I keep wondering how much time it could possibly save you, given that you're obligated to read the code and make sure it makes sense. Given that, the testimonials here are very surprising to me. Which of course is super cool for many tasks!
It's smarter than that. It suggests things that have never been written. His passion to spread the ethical hacking ways is clear from his teaching in the courses. If you are also looking to improve your skills and knowledge from any of IT, infrastructure, DevOps, student, platform or application support backgrounds you will find something useful from Hacker House. My primary interest was more defensive. The review: In general, the course content was excellent.
Matthew was helpful, very knowledgeable and very good at explaining the concepts. What I really found incredibly motivating was seeing the whole context of a hack.
The only downside was that the course was too quick for me at times. After all you want to maximise learning about hacking and not how the Linux file system works.
I also felt some of the written documentation needed to be a little more idiot-friendly and easier to cut and paste if you get stuck. So, 4 stars and of 5 for me.
Hacker House helped me to understand how hacking works. When I wanted to get into security, I tried learning on my own using YouTube, books and some online courses. But I struggled to find the time to focus and build a good cadence for learning. I also missed having someone to ask questions to.
So I chose to do an on-site course and found Hacker House. The course was everything I had hoped for. The materials were relevant and offered a great foundation for understanding tooling, methodology and the mindset for pentesting.

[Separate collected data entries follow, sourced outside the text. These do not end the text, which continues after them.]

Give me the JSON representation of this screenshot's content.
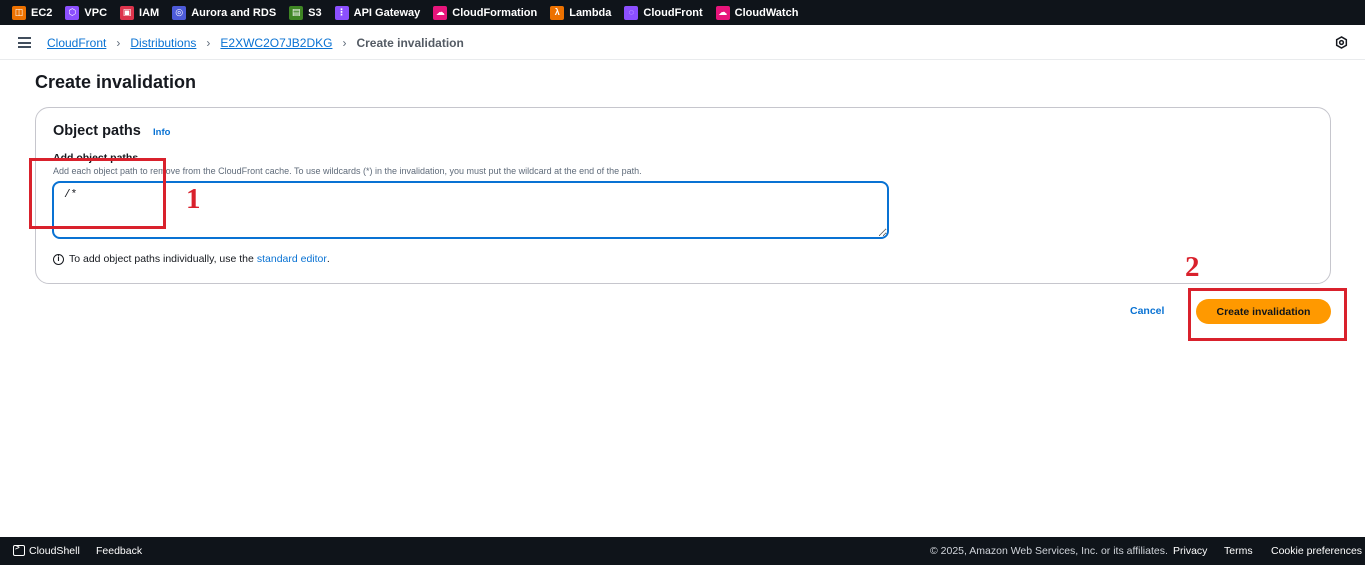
{
  "services": [
    {
      "label": "EC2",
      "icon": "ec2-icon",
      "color": "#ed7100",
      "glyph": "◫"
    },
    {
      "label": "VPC",
      "icon": "vpc-icon",
      "color": "#8c4fff",
      "glyph": "⬡"
    },
    {
      "label": "IAM",
      "icon": "iam-icon",
      "color": "#dd344c",
      "glyph": "▣"
    },
    {
      "label": "Aurora and RDS",
      "icon": "rds-icon",
      "color": "#4d5bd9",
      "glyph": "◎"
    },
    {
      "label": "S3",
      "icon": "s3-icon",
      "color": "#3f8624",
      "glyph": "▤"
    },
    {
      "label": "API Gateway",
      "icon": "api-gateway-icon",
      "color": "#8c4fff",
      "glyph": "⋮"
    },
    {
      "label": "CloudFormation",
      "icon": "cloudformation-icon",
      "color": "#e7157b",
      "glyph": "☁"
    },
    {
      "label": "Lambda",
      "icon": "lambda-icon",
      "color": "#ed7100",
      "glyph": "λ"
    },
    {
      "label": "CloudFront",
      "icon": "cloudfront-icon",
      "color": "#8c4fff",
      "glyph": "◌"
    },
    {
      "label": "CloudWatch",
      "icon": "cloudwatch-icon",
      "color": "#e7157b",
      "glyph": "☁"
    }
  ],
  "breadcrumb": {
    "cloudfront": "CloudFront",
    "distributions": "Distributions",
    "distribution_id": "E2XWC2O7JB2DKG",
    "current": "Create invalidation"
  },
  "page": {
    "title": "Create invalidation"
  },
  "object_paths": {
    "title": "Object paths",
    "info": "Info",
    "field_label": "Add object paths",
    "field_description": "Add each object path to remove from the CloudFront cache. To use wildcards (*) in the invalidation, you must put the wildcard at the end of the path.",
    "value": "/*",
    "hint_text": "To add object paths individually, use the",
    "hint_link": "standard editor",
    "hint_end": "."
  },
  "actions": {
    "cancel": "Cancel",
    "create": "Create invalidation"
  },
  "annotations": {
    "one": "1",
    "two": "2"
  },
  "footer": {
    "cloudshell": "CloudShell",
    "feedback": "Feedback",
    "copyright": "© 2025, Amazon Web Services, Inc. or its affiliates.",
    "privacy": "Privacy",
    "terms": "Terms",
    "cookies": "Cookie preferences"
  },
  "colors": {
    "accent": "#0972d3",
    "primary_button": "#ff9900",
    "annotation": "#d9212c",
    "topbar": "#0f141a"
  }
}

And the instructor, Mathew, was phenomenal. The course gave me the knowledge I needed to understand how hacking happens and how to position myself to continue learning new techniques. I highly recommend Hacker House for their quality and commitment to helping their students be successful. Great intro so far to pentesting methodologies, I'm only a week in but have found the first two modules to be very informative without bogging down or injecting a bunch of unneeded fluff to expand content.
Hands-on-Hacking course from Hacker House should become the next industry recognised standard. So far it's the most practically applicable course I had for IT security. Recommended it to all my colleagues. The best hands-on training I have found so far!
I have learned more through this course using the online material on my own machine and my own time, than any classroom environment I have been in. Great Job!!! We use cookies to understand how you use our site and to improve your browsing experience.